She raised the riband to her cheek. There was a wonder in such weaving which brought
to life in her a fierce longing to know more and more.
“You are right.” The Captain’s voice broke her preoccupation with that need to learn.
“This comes from Usturt. And had a man but two full bolts of it within his cargo,
he could count triple profits from such a voyage alone.”
“Where lies Usturt?” Dairine demanded. If she could go there—learn what could be learned.
“And who are the weavers? I do not see them as beings like unto our own people.”
She heard his breath hiss again. “To see the weavers,” he said in a low voice, “is
death. They hate all mankind—”
“Not so, Lord Captain!” Dairine answered him then. “It is not mankind that they hate—it
is all males.” For from the strip between her fingers came that knowledge.
For a moment she was silent. Did he doubt her?
“At least no man sails willingly to Usturt,” he replied. “I had that length from one
who escaped with his bare life. He died upon our deck shortly after we fished him
from a waterlogged raft.”
“Captain,” she stroked the silk, “you have said that this weaving is a true treasure.
My people are very poor and grow poorer. If one were to learn the secret of such weaving,
might not good come of it?”
With a sharp jerk he took the riband from her.
“There is no such way.”
“But there is!” Her words came in an eager tumble, one upon the other. “Women—or female
things—wove this. They might treat with a woman—one who was already a weaver.”
Great, calloused hands closed upon her shoulders.
“Girl, not for all the gold in Karsten would I send any woman into Usturt!
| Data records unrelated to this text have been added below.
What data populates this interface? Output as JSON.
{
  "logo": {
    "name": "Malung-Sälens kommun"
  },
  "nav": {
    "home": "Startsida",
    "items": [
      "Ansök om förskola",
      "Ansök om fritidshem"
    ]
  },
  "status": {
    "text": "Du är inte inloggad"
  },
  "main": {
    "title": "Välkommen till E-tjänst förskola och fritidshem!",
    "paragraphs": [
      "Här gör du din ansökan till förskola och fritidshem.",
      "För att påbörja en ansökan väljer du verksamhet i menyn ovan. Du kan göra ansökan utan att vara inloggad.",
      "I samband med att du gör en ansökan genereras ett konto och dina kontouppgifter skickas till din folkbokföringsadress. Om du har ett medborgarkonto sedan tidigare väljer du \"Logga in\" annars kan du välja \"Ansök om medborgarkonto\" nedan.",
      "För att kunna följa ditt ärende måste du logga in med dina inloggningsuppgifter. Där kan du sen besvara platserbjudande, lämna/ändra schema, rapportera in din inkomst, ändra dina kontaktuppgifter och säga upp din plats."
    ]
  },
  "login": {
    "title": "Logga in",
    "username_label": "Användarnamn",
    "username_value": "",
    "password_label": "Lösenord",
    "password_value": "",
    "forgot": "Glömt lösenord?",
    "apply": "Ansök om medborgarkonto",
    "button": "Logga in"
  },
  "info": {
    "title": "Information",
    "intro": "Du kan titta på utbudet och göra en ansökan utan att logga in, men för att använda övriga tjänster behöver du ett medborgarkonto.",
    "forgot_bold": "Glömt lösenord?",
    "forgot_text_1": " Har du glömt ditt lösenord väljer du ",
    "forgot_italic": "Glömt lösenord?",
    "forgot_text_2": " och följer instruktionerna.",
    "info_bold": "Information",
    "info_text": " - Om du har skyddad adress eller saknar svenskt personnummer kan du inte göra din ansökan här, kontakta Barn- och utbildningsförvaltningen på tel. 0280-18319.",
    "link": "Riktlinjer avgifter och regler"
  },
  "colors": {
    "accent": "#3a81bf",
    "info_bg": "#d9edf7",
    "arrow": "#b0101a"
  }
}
You know
not of what you speak. It is true that you have gifts of the Talent. But you are no
confirmed Guardian, and you are blind. What you suggest is such a folly—Aye, Vidruth,
what is it now?”
Dairine had already sensed that someone had approached.
“The tide rises. For better mooring, Captain, we need move beyond the rocks.”
“Aye. Well, girl, may the Right Hand of Lraken be your shield. When a ship calls,
no captain lingers.”
Before she could even wish him well, he was gone. Retreating, she sat down on her
hard bench by the loom. Her hands trembled, and from her eyes the tears seeped. She
felt bereft, as if she had had for a space a treasure and it had been torn from her.
For she was certain that her instinct had been right, that if any could have learned
the secret of Usturt, she was that one.
Now, when she put a hand out to finger her own weaving, the web on the loom seemed
coarse, utterly ugly. In her mind, she held queer vision of a deeply forested place
in which great, sparkling webs ran in even strands from tree to tree.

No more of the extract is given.